Hipertensi primer merupakan 90 % dari seluruh kasus Hipertensi
adalah Hipertensi Esensial yang di definisikan sebagai peningkatan
tekanan darah yang tidak diketahui penyebabnya (idiopatik).
Beberapa faktor diduga berkaitan dengan berkembangnya hipertensi
esensial sebagai berikut:
a) Genetik: Individu yang mempunyai riwayat keluarga dengan
hipertensi, berisiko tinggi mendapatkan penyakit ini.

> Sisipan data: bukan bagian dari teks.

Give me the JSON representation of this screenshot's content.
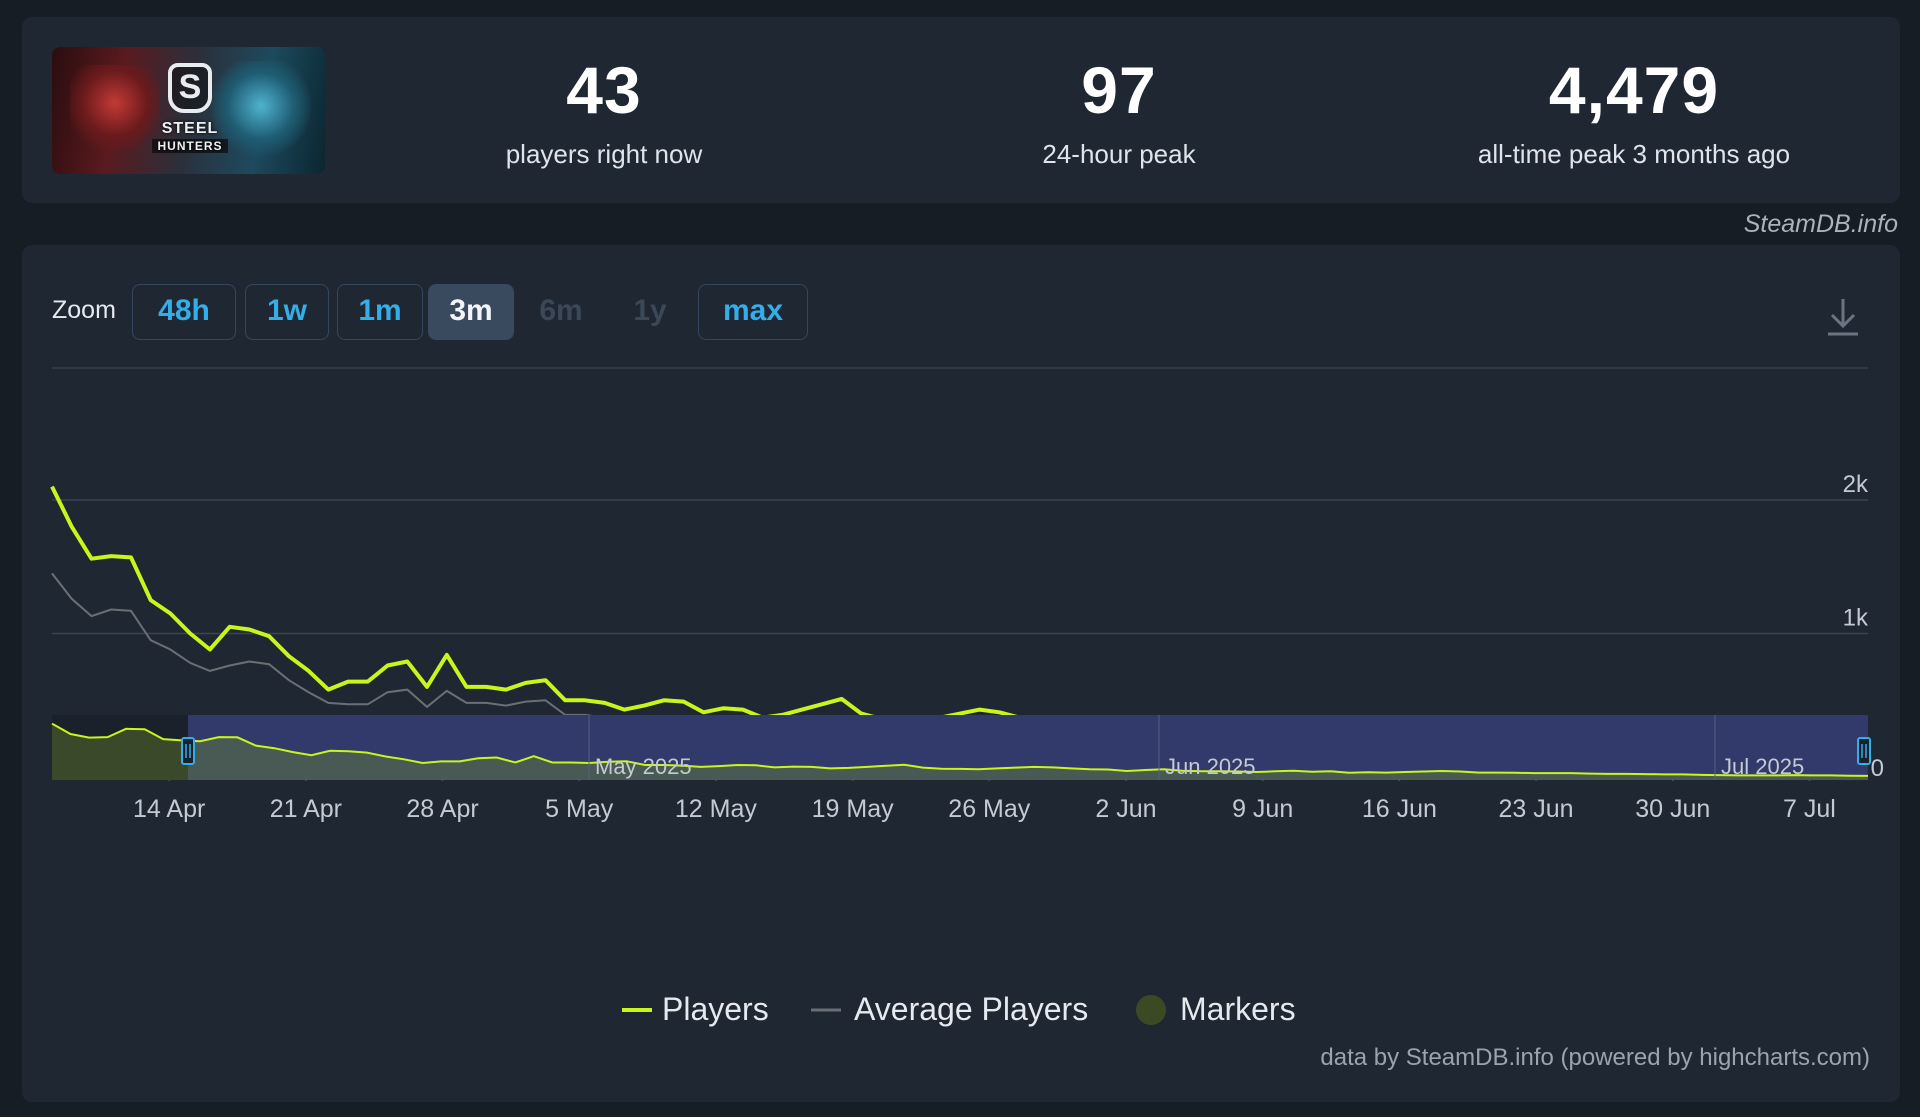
{
  "game": {
    "logo_text_top": "STEEL",
    "logo_text_bottom": "HUNTERS",
    "logo_letter": "S"
  },
  "stats": {
    "current": {
      "value": "43",
      "label": "players right now"
    },
    "peak24": {
      "value": "97",
      "label": "24-hour peak"
    },
    "alltime": {
      "value": "4,479",
      "label": "all-time peak 3 months ago"
    }
  },
  "credit_top": "SteamDB.info",
  "credit_bottom": "data by SteamDB.info (powered by highcharts.com)",
  "zoom": {
    "label": "Zoom",
    "buttons": [
      {
        "label": "48h",
        "state": "enabled"
      },
      {
        "label": "1w",
        "state": "enabled"
      },
      {
        "label": "1m",
        "state": "enabled"
      },
      {
        "label": "3m",
        "state": "active"
      },
      {
        "label": "6m",
        "state": "disabled"
      },
      {
        "label": "1y",
        "state": "disabled"
      },
      {
        "label": "max",
        "state": "enabled"
      }
    ]
  },
  "icons": {
    "download": "download-icon"
  },
  "colors": {
    "players": "#c8f51c",
    "average": "#6b6f74",
    "markers": "#3b4a23",
    "navigator_mask": "#313a6b",
    "background": "#1f2733",
    "accent": "#34aee8"
  },
  "chart_data": {
    "type": "line",
    "title": "",
    "xlabel": "",
    "ylabel": "",
    "x_start": "2025-04-08",
    "x_end": "2025-07-10",
    "x_ticks": [
      "14 Apr",
      "21 Apr",
      "28 Apr",
      "5 May",
      "12 May",
      "19 May",
      "26 May",
      "2 Jun",
      "9 Jun",
      "16 Jun",
      "23 Jun",
      "30 Jun",
      "7 Jul"
    ],
    "y_ticks": [
      "0",
      "1k",
      "2k"
    ],
    "ylim": [
      0,
      2000
    ],
    "grid": true,
    "legend_placement": "bottom",
    "series": [
      {
        "name": "Players",
        "values": [
          2100,
          1800,
          1560,
          1580,
          1570,
          1250,
          1150,
          1000,
          880,
          1050,
          1030,
          980,
          830,
          720,
          580,
          640,
          640,
          760,
          790,
          600,
          840,
          600,
          600,
          580,
          630,
          650,
          500,
          500,
          480,
          430,
          460,
          500,
          490,
          410,
          440,
          430,
          370,
          390,
          430,
          470,
          510,
          400,
          360,
          350,
          340,
          370,
          400,
          430,
          410,
          370,
          340,
          330,
          270,
          310,
          340,
          280,
          260,
          260,
          250,
          230,
          260,
          280,
          240,
          260,
          200,
          220,
          210,
          230,
          250,
          270,
          250,
          210,
          210,
          200,
          190,
          190,
          190,
          170,
          160,
          160,
          150,
          140,
          140,
          120,
          110,
          100,
          100,
          100,
          110,
          100,
          100,
          90,
          80
        ]
      },
      {
        "name": "Average Players",
        "values": [
          1450,
          1260,
          1130,
          1180,
          1170,
          950,
          880,
          780,
          720,
          760,
          790,
          770,
          650,
          560,
          480,
          470,
          470,
          560,
          580,
          450,
          570,
          480,
          480,
          460,
          490,
          500,
          390,
          390,
          370,
          340,
          350,
          370,
          370,
          320,
          320,
          310,
          290,
          290,
          310,
          340,
          360,
          310,
          280,
          270,
          260,
          270,
          290,
          300,
          300,
          280,
          250,
          250,
          220,
          240,
          250,
          210,
          200,
          200,
          190,
          180,
          190,
          200,
          180,
          190,
          160,
          170,
          160,
          180,
          190,
          200,
          190,
          170,
          160,
          150,
          150,
          150,
          150,
          140,
          130,
          130,
          120,
          120,
          120,
          110,
          100,
          95,
          95,
          95,
          100,
          95,
          95,
          90,
          85
        ]
      }
    ],
    "navigator": {
      "labels": [
        "May 2025",
        "Jun 2025",
        "Jul 2025"
      ]
    }
  },
  "legend": {
    "players": "Players",
    "average": "Average Players",
    "markers": "Markers"
  }
}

b) Jenis kelamin dan usia: Laki- laki berusia 35 – 50 tahun dan
wanita pasca menoupause berisiko tinggi mengalami hipertensi.

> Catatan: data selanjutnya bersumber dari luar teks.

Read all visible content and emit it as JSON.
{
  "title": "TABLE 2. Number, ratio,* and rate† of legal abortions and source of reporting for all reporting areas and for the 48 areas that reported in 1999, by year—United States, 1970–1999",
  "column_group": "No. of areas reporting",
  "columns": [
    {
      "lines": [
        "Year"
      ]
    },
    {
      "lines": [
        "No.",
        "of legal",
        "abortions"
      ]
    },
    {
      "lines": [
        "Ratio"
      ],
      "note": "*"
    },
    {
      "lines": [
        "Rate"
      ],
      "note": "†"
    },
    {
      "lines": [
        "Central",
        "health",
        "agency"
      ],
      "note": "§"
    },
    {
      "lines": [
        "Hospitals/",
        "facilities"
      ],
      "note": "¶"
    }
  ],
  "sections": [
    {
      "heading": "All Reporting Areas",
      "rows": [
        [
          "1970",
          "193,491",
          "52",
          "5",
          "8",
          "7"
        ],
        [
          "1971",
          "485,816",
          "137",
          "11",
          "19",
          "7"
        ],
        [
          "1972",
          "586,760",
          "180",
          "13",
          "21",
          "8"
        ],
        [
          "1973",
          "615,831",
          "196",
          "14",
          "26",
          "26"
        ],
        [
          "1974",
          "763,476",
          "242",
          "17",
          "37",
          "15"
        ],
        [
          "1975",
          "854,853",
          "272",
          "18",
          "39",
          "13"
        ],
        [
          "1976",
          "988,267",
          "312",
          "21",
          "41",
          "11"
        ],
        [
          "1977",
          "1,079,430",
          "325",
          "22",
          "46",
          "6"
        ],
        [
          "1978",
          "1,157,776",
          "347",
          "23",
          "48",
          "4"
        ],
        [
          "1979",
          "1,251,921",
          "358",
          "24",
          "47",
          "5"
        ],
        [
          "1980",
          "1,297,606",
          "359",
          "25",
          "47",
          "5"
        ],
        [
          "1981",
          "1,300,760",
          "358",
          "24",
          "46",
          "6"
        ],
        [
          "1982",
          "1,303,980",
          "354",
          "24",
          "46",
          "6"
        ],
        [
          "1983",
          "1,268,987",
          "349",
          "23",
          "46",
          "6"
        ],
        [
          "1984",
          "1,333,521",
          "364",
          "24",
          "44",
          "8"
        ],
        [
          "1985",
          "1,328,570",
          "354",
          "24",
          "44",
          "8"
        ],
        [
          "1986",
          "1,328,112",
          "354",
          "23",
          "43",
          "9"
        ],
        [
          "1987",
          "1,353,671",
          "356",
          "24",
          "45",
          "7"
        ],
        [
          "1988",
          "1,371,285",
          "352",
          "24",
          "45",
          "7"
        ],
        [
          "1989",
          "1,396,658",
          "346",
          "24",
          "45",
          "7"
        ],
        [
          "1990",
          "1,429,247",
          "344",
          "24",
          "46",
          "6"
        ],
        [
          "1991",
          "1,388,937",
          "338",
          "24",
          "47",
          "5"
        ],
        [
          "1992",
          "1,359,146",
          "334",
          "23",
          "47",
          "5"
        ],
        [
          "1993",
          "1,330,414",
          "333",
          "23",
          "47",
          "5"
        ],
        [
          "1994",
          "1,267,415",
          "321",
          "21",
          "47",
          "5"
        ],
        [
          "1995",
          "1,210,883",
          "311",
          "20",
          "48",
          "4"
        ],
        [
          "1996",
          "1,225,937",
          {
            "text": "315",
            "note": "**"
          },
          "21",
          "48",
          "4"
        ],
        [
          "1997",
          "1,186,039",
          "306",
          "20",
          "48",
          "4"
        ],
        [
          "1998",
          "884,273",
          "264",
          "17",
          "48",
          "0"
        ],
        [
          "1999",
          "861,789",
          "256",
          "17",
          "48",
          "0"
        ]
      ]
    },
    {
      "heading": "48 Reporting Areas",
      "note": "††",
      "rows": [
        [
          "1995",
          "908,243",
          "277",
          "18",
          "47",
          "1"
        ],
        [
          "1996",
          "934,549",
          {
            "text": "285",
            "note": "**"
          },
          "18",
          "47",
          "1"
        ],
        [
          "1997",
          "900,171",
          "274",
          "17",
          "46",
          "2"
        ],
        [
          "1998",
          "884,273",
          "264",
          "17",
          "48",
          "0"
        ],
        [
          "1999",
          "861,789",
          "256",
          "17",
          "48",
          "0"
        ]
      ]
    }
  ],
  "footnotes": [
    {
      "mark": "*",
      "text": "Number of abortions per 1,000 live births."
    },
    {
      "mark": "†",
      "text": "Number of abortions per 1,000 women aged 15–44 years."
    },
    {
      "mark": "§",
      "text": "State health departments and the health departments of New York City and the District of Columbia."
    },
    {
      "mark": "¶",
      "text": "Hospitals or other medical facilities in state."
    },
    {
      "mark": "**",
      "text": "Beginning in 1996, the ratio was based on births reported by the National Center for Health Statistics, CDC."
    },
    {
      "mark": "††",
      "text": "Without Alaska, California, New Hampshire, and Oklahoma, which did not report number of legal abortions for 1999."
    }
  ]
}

c) Diet: Konsumsi diet tinggi garam atau lemak secara langsung
berhubungan dengan berkembangnya hipertensi.
d) Berat badan: Obesitas (>25% diatas BB ideal) dikaitkan dengan
berkembangnya Hipertensi.
e) Gaya Hidup : Merokok dan konsumsi alkohol dapat
meningkatkan tekanan darah, bila gaya hidup menetap.
2) Hipertensi Sekunder
Merupakan 10 % dari seluruh kasus hipertensi adalah hipertensi
sekunder, yang didefinisikan sebagai peningkatan tekanan darah
karena suatu kondisi fisik yang ada sebelumnya seperti penyakit
ginjal atau gangguan tiroid. Faktor pencetus munculnya hipertensi
sekunder antara lain: Penggunaan kontrasepsi oral, coarctation aorta,
neurogenik (tumor otak, ensefalitis, gangguan psikiatris),
peningkatan volume intravaskular, stress (Udjiati, 2010)
9. Komplikasi
a. Stroke
Dapat terjadi akibat hemoragi tekanan tinggi di otak, atau akibat embolus
yang terlepas dari pembuluh selain otak yang terpajan tekanan tinggi.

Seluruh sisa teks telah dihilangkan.